# Rute, Rolle, Schnur zum Hechtangeln



## Toto777 (4. Juni 2015)

Hallo zusammen,

ich bin auf der Suche nach einer neuen Fliegenrute.

Ich möchte auf Hecht und wenn's in einer Rute kombinierbar ist auf große Forellen fischen.

Also eine  Rute mit Rückgrat für den Drill bzw. für das Werfen größerer Köder. 

Ich habe leider von den verschiedenen Ruten/ Schnurklassen keine Ahnung und muss aber langsam bestellen, da es bald nach Schweden geht.

Am liebsten wäre mir eine Rute von Greys.

Ich wäre euch für einen Tipp sehr dankbar!

Lg Tobi


----------



## Lajos1 (5. Juni 2015)

*AW: Rute, Rolle, Schnur zum Hechtangeln*

Hallo Toto777,

also eine Fliegenrute die für das Hecht- und das Forellenfischen gleichermaßen geeignet ist gibt es meiner Meinung nach nicht.
Bei den Hechten würde ich Dir zu einer Rute der Klasse 8 oder 9 bei 9 Fuss Länge (2,74 Meter) raten.

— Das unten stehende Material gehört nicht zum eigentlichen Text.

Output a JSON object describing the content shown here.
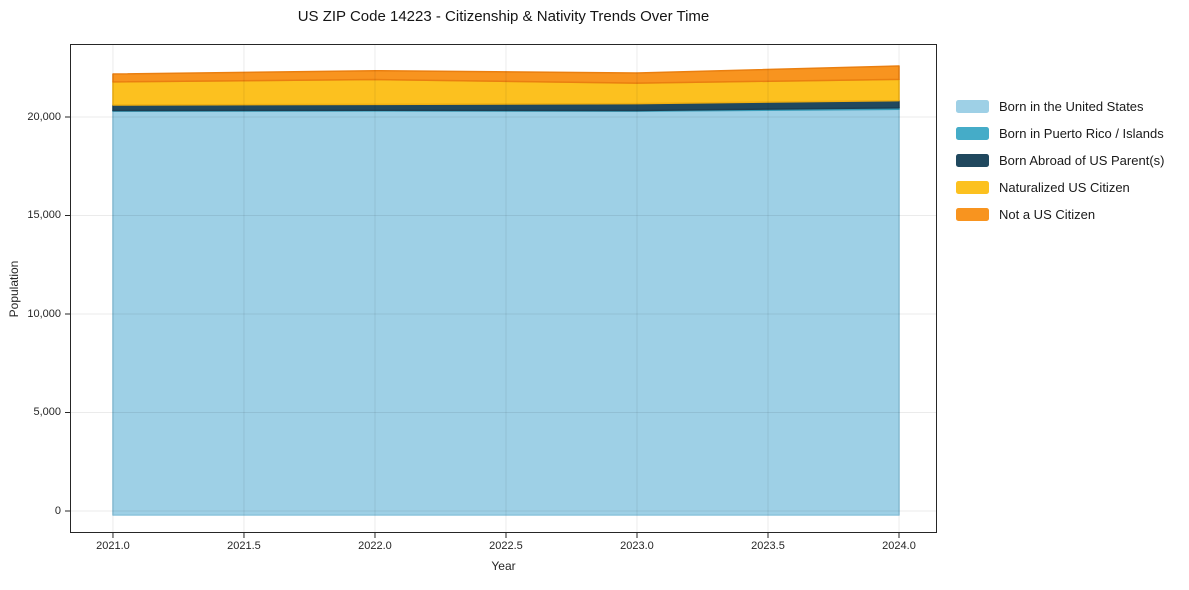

Bei den großen Forellen (was meinst Du mit groß?) genügt eine 6er Rute  zwischen 8 und 9 Fuss Länge.
Ich hatte mit einer 6er Rute auch bei Forellen mit mehreren Kilo aus schnellem Wasser nie Probleme, die der Rutenklasse geschuldet waren. 
Allerdings ist eine 6er Rute für die Forellenfischerei schon ein ganz schönes Kaliber und man braucht die eigentlich nur, wenn mit wirklich starken Forellen ( 2-4 Kilo) zu rechnen ist. Sonst genügen 4er oder 5er.
Du könntest jetzt annehmen dass eine 7er als Hecht/Forellenkombirute richtig wäre, davor rate ich allerdings ab; für Forellen ist sie überdimensioniert und für Hechte vor allem für das Werfen größerer Streamer unterdimensioniert.
Welcher Rutentyp für Dich passt kann ich nicht sagen, das hängt von vielen Faktoren ab: Wurfvermögen, Temperament, Wurfstil, Einsatzgebiet etc. .
Ja, es ist nicht leicht die richtige Ausrüstung (neudeutsch: Equipement) beim Fischen zu finden. Das gilt insbesondere für das Fliegenfischen.

Petri Heil

Lajos


----------



## GoFlyFishing (5. Juni 2015)

*AW: Rute, Rolle, Schnur zum Hechtangeln*

Hallo, 

mein Vorredner hat recht, eine 5er für die Forellen und eine 8/9er für die Hechte ist das richtige. 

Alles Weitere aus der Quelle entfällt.